How This Skill Works
It uses proven decomposition techniques: vertical slicing by user-visible functionality, horizontal layering by system layer, workflow decomposition by process steps, and component decomposition by UI or system parts. For each decomposed unit, you document a Task Template with description, files to modify, concrete steps, and explicit Done criteria, then manage dependencies to keep work flowing smoothly.
When to Use It
- When a task feels too big or risky and you need to avoid blockers.
- When planning a new feature with user-facing functionality that can be shipped in increments.
- When restructuring a system by separating work into data models, repositories, business logic, APIs, and frontend layers.
- When you need testable, independent increments that deliver measurable value.
- When estimating effort for sprint planning and you want roughly 1-2 hour tasks as targets.
Quick Start
- Step 1: Identify the complex task and articulate a compact, goal-focused scope.
- Step 2: Choose a decomposition approach (vertical, horizontal, workflow, or components) and outline the initial slices.
- Step 3: Create a Task Template for the first atomic unit with a clear Description, Steps, and Done criteria.
Best Practices
- Aim for small, completable units that fit within one focused session (ideally 1-2 hours).
- Ensure each task is independent and does not block others.
- Make tasks testable with clear success criteria and a defined Definition of Done.

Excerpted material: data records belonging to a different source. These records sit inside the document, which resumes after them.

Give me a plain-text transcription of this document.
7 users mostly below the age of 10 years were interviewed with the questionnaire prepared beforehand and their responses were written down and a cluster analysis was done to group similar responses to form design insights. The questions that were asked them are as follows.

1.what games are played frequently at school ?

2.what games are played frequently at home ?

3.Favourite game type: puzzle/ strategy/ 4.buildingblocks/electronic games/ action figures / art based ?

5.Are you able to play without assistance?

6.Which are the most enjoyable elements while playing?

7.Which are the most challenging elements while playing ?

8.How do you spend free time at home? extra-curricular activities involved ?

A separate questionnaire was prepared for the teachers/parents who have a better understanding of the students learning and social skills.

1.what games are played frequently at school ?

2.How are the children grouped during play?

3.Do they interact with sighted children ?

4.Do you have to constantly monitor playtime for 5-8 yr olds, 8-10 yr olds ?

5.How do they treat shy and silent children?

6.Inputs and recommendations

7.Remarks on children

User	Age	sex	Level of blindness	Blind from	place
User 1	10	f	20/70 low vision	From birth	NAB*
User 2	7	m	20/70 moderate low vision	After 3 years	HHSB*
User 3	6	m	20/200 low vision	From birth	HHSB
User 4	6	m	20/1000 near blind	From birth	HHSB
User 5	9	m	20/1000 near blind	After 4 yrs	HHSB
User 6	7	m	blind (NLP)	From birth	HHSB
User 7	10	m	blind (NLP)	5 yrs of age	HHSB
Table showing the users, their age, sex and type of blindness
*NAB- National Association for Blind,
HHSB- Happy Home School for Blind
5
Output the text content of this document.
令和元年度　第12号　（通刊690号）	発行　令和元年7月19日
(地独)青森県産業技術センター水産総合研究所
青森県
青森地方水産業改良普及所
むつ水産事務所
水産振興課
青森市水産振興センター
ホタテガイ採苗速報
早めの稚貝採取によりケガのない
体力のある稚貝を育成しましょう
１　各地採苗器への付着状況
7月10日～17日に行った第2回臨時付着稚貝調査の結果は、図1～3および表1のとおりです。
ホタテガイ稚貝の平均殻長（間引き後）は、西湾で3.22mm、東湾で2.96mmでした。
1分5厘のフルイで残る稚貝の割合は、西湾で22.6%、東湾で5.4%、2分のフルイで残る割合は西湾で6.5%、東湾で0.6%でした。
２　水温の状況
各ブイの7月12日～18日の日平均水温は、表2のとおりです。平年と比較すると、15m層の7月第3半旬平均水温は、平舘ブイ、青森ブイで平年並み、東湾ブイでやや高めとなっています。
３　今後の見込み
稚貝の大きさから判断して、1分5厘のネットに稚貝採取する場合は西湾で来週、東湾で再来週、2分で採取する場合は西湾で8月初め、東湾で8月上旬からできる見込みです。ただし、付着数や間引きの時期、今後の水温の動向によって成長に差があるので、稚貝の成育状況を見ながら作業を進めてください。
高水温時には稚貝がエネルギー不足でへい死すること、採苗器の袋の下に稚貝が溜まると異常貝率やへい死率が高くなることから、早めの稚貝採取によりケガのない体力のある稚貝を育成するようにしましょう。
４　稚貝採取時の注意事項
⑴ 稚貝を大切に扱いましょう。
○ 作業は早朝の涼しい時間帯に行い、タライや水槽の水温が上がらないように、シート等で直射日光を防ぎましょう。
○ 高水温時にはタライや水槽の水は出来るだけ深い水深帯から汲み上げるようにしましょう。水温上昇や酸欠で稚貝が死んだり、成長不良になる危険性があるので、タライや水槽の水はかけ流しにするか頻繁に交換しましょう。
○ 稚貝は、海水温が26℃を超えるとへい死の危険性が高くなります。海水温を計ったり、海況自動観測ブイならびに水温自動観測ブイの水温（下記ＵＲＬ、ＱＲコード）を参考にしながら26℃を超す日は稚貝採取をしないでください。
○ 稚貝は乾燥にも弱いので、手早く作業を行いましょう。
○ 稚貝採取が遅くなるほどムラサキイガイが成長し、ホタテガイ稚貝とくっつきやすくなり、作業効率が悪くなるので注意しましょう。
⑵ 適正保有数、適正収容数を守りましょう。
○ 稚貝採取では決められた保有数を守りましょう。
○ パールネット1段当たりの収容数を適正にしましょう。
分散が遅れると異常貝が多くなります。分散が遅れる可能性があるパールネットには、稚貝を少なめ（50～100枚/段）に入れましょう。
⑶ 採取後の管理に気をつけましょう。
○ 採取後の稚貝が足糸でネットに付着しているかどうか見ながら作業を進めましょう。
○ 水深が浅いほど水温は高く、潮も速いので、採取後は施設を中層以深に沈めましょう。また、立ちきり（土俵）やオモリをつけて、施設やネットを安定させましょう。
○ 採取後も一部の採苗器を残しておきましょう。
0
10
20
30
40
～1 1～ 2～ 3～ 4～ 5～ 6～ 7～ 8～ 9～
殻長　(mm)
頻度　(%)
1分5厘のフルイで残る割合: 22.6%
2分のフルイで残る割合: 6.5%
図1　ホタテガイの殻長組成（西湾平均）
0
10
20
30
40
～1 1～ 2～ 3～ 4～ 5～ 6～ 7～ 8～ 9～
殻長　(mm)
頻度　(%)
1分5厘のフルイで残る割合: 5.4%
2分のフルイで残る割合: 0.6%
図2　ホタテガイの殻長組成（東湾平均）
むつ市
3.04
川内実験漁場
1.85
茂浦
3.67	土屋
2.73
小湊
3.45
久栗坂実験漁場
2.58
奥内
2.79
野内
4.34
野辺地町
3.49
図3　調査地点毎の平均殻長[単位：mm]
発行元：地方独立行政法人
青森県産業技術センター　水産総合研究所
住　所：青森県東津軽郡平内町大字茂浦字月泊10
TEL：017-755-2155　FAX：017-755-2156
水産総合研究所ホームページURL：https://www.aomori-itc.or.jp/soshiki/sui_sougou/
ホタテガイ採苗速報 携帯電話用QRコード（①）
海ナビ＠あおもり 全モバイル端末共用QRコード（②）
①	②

- Keep value delivered per task and provide clear scope for estimation.
- Document tasks using a standardized Task Template with steps and dependencies.
Example Use Cases
- Vertical Slicing: Break User Registration into slices like email/password signup, email verification, and social login, each deployable and testable on its own.
- Horizontal Layering: Order Processing split into Data Model, Repository/Data Access, Business Logic, API Endpoints, and Frontend Integration.
- Workflow Decomposition: Implement checkout flow with steps such as cart validation, payment processing, order creation, and confirmation.
- Component Decomposition: Build a dashboard page by splitting into header, stats cards, chart section, and recent orders table.
- Task Template: For each decomposed task, define a Task Template with description, files to touch, concrete steps, and clear Done criteria.